But the old woman caught the mother to her breast and stroked the golden head and kissed it with a world of pain in her sad old eyes.
“Because, dear,” and the words were very gentle and the voice was very soft, “just because, when we love, we think of ourselves only, and not of those to come.”
The old woman sighed as Jill raised her head sharply: “Try to understand, little one. You, my dear, a white woman, married a pure-bred Arab. Ah! my, dear, my dear, forgive me, your son is------”
Jill sprang to her feet, and as she sprang caught the rope of pearls upon the arm of the chair, breaking it and scattering the jewels to the four corners of the room.
She flung out her hands, making the Eastern sign to scare away evil spirits. “The omen!” she whispered. “The omen! A broken string of pearls means—means—death.”

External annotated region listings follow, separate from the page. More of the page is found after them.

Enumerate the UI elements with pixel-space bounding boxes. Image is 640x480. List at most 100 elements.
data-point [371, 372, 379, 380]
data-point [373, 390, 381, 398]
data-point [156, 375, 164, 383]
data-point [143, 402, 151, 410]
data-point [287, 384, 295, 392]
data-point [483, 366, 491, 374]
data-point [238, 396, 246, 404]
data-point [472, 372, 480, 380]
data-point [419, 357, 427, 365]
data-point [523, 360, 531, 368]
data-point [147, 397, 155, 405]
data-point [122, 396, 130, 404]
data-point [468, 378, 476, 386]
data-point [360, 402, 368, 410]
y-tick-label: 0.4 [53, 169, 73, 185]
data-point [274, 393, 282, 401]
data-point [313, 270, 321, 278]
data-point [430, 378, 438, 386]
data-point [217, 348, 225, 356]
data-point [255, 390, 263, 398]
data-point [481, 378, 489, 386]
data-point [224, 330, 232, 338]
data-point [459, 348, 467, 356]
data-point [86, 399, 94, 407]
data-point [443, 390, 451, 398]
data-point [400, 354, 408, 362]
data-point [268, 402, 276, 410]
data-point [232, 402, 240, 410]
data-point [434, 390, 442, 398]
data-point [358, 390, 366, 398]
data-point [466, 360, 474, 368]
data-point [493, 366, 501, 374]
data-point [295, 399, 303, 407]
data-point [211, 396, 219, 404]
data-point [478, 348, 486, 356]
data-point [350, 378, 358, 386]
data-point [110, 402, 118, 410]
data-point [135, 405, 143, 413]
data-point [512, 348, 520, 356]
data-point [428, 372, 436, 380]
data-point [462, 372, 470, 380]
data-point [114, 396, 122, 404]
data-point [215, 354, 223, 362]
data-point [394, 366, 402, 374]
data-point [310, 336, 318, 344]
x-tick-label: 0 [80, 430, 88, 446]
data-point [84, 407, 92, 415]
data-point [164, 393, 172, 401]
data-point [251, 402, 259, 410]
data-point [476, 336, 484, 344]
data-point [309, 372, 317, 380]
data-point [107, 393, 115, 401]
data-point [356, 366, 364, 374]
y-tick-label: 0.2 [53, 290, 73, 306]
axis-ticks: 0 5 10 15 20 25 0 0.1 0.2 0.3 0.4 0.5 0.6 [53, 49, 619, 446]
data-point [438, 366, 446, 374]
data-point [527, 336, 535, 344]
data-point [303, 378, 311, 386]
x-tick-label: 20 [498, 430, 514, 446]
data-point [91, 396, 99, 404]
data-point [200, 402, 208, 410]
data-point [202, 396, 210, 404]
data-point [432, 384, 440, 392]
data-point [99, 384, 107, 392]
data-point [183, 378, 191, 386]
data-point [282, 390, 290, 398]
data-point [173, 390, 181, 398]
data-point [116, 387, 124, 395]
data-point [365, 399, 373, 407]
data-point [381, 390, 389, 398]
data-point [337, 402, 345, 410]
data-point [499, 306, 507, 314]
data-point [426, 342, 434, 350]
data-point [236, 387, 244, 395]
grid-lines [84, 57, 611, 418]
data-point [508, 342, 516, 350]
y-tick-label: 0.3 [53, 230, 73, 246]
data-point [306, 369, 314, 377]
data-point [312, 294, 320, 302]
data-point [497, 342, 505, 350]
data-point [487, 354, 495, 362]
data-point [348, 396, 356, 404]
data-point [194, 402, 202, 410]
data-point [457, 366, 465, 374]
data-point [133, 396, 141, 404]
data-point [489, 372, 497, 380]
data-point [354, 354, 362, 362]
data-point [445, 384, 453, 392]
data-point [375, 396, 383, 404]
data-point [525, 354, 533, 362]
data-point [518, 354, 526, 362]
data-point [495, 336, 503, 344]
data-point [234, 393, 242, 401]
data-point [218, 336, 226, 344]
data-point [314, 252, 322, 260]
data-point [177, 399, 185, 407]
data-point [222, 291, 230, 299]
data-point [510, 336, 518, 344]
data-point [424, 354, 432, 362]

“Come, come, child,” said the old lady sharply, and to allay the unsightly terror in the other’s face, and also because she believed in using an axe in felling a tree, repeated her last remark. “You are suffering now through the selfishness of love. Women who marry without giving a thought to the result of the marriage, to the good or the harm it might bring to the children of that marriage, deserve to suffer. Marry the man, if you really love him and can help him by being his wife; but let there be no children if there is anything in the union that might hurt them.” She rose and crossed to the girl who was standing staring into a corner of the room, with a world of horror in her eyes. She moved back as the old woman, came towards her, holding out her hands as though to ward off some evil thing she saw in the shadows.
“I can’t bear it,” she whispered; “I can’t bear it. I don’t believe that anyone, could think that of Hugh. Remember how loved he was at Harrow------”
“Ah! my dear, my dear, there was your great mistake . . .”
“You’re wrong,” interrupted Jill harshly. “You’re hopelessly, cruelly wrong. He was idolised in England; he is loved out here. It was sheer spite on the part of the—woman who told him that he was—was——” She pressed her hands over her mouth as she backed to the wall, then flung her arms out wide; her face was dead-white, her eyes blazing; she reminded the old woman of a tigress fighting for her cubs; she was beautiful beyond words in the tragedy of her motherhood. “I don’t believe you--I don’t believe you--I--you------”
“Listen, Jill.” The old woman’s voice was as cold as ice as she watched the agony in the fair face. Dear heavens! she did not want to hurt; she wanted to give in and gather the child up in her arms, but she knew what was best. “Your boy knows it, dear; he knows he is out of the running. Come over to me and listen whilst I tell you something.” She sat down and pulled the suffering child down beside her, who lay across the silken knees like the stricken mother across the knees of the wise Madonna and made no sound or movement whilst she listened to the bitter words of the fortune-teller in the hotel garden at Cairo.